IN A thought-provoking Guardian article called “’Amour’: How can we embrace a film that is so clearly an advert for euthanasia?” Brandeis University’s Margaret Morganroth, author of Agewise: Fighting the New Ageism in America, writes of Michael Haneke’s Oscar-winning movie: “For a film in which a husband murders his wife, Amour has been shown a lot of love... Amour raises cultural risks in a western world that is already ageist, and in which stretched medical resources are meted out to older patients much less generously than to the young.
“Conventional wisdom, that we should avoid prolonging the final phase of our lives, needs to be reassessed in the era of longevity.”
Morganroth quotes ethical philosopher Felicia Nimue- Ackerman: “Many seriously ill people find the ‘morbid phase’ of their lives well worth prolonging.”
I recall a psychiatrist describing the sheer power, the elemental force of life, the “fierce will to keep fighting” even in people who one might surmise would not want to carry on.

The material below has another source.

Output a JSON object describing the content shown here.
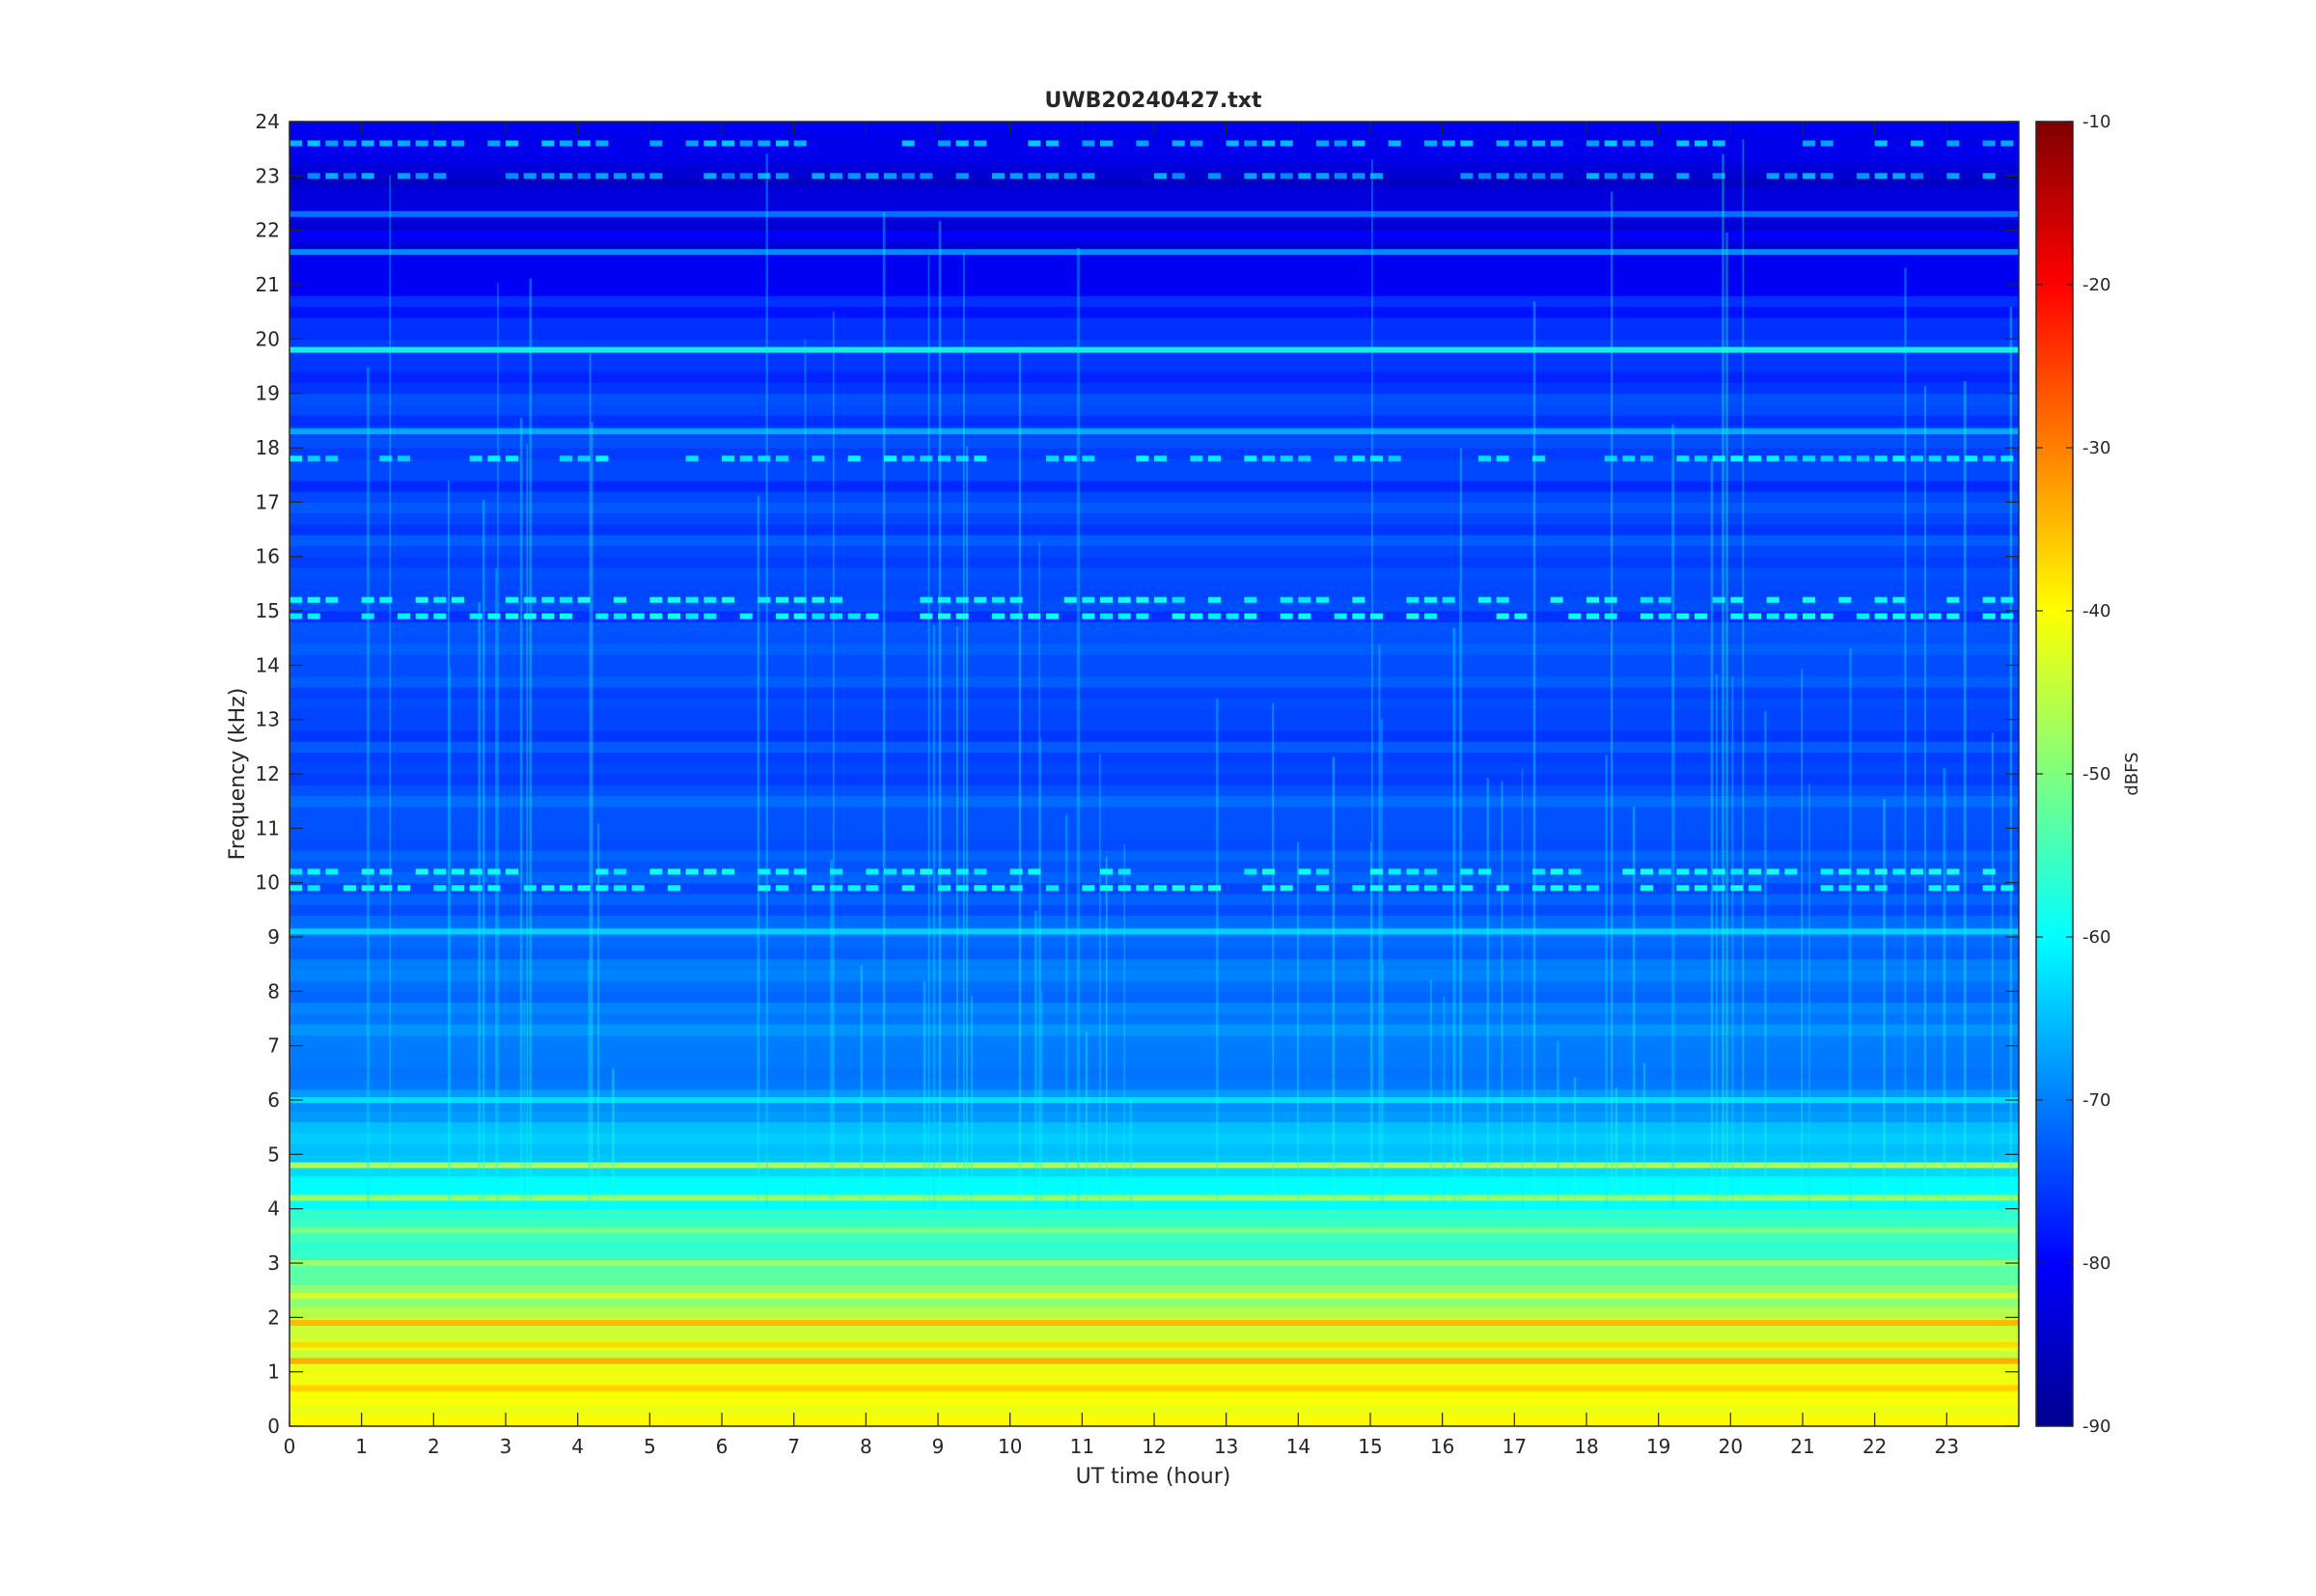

A friend of mine described her beloved aunt in the northern part of Israel: “At 87, she is a Holocaust survivor, always succumbing to one more ailment, then another. Yet she declares, ‘I’m not willing to give up yet!’” One can only admire this resilient approach. Yet in entering the inexpressibly arduous and challenging world of the incurably ill – if only in thought and imagination – it seems to me that our response to any one individual or group cannot in any way be a judgmental one. It cannot but be an attitude of respect, even awe – and a grateful recognition that “There, but for the grace of God, go I.”